The original is very interesting, the method is appropriate, the results are adequately expressed, including the tables. The conclusions, and the final proposal are relevant.

There are only minor issues that should be considered by the authors

Author Response: Thank you for your comments. We appreciate the time you have taken to improve our manuscript.

The method appears as point 4 in the construction of the article and perhaps it should be included as point 2 after the introduction

Author Response: We followed the pre-specified formatting of the Cancers journal template, which includes the following order: 1 – Introduction, 2 – Results, 3 – Discussion, 4 – Materials and Methods. Please notify us if a different formatting should be used and we are happy to oblige. 

 

The 95,2% of patients included are white, indeed the conclusions of the study cannot be applied to all populations. The authors state in the discussion that this issue is a limitation, but they should delve more deeply into the hypothetical differences according to race found in the references.

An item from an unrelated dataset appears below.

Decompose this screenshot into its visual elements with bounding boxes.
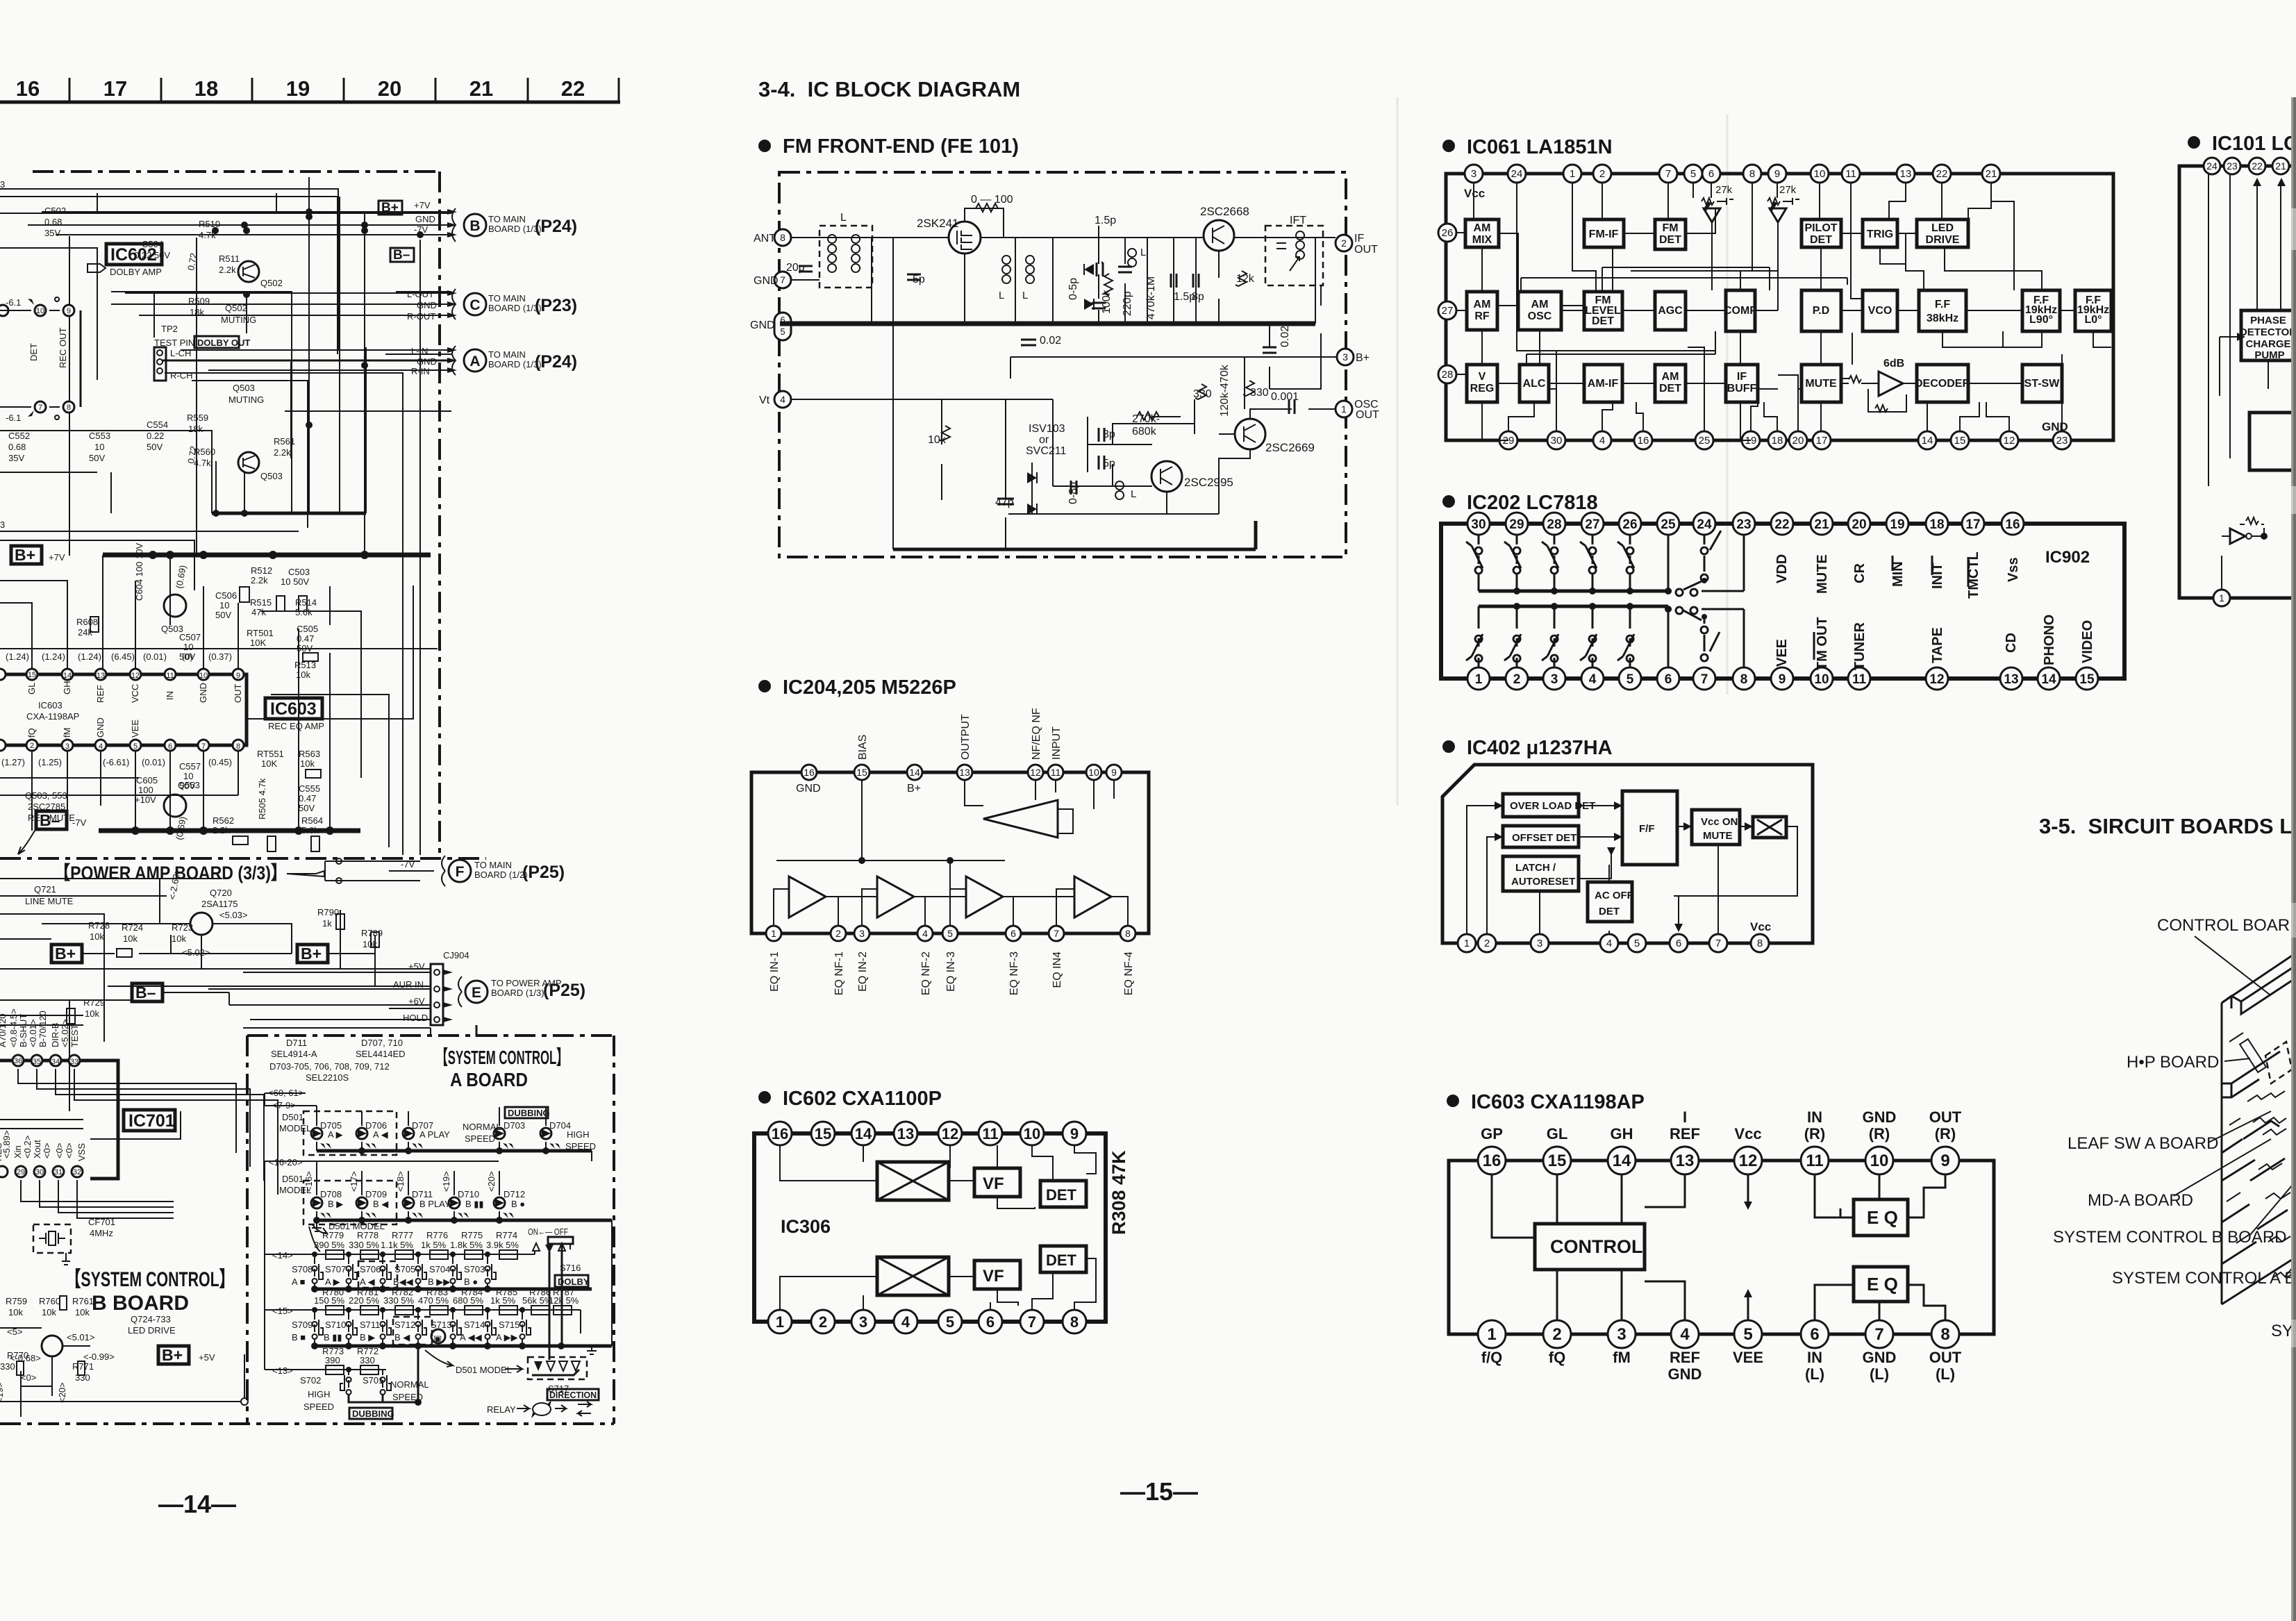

Author Response: Thank you for your comment. We have incorporated further acknowledgement of the variability of pharmacogenomic allele frequencies by race / ethnicity in the Results Section 2.1 and in the Discussion Section 3.

The economic impact of applying the Universal pharmacogenomic screening for patients who are candidates for irinotecan, 5-fluorouracil, capecitabine, and mercaptopurine should be analyzed in the discussion.

Author Response: The economic impact of pharmacogenomic screening is reviewed in the Discussion. We mention that pre-emptive pharmacogenomic screening for DPYD variants has been demonstrated to be cost-effective for patients scheduled to receive fluoropyrimidine-based chemotherapy. We also discuss that data regarding the economic impact of screening for TPMT and UGT1A1 variants are mixed and discuss that future evaluation is warranted.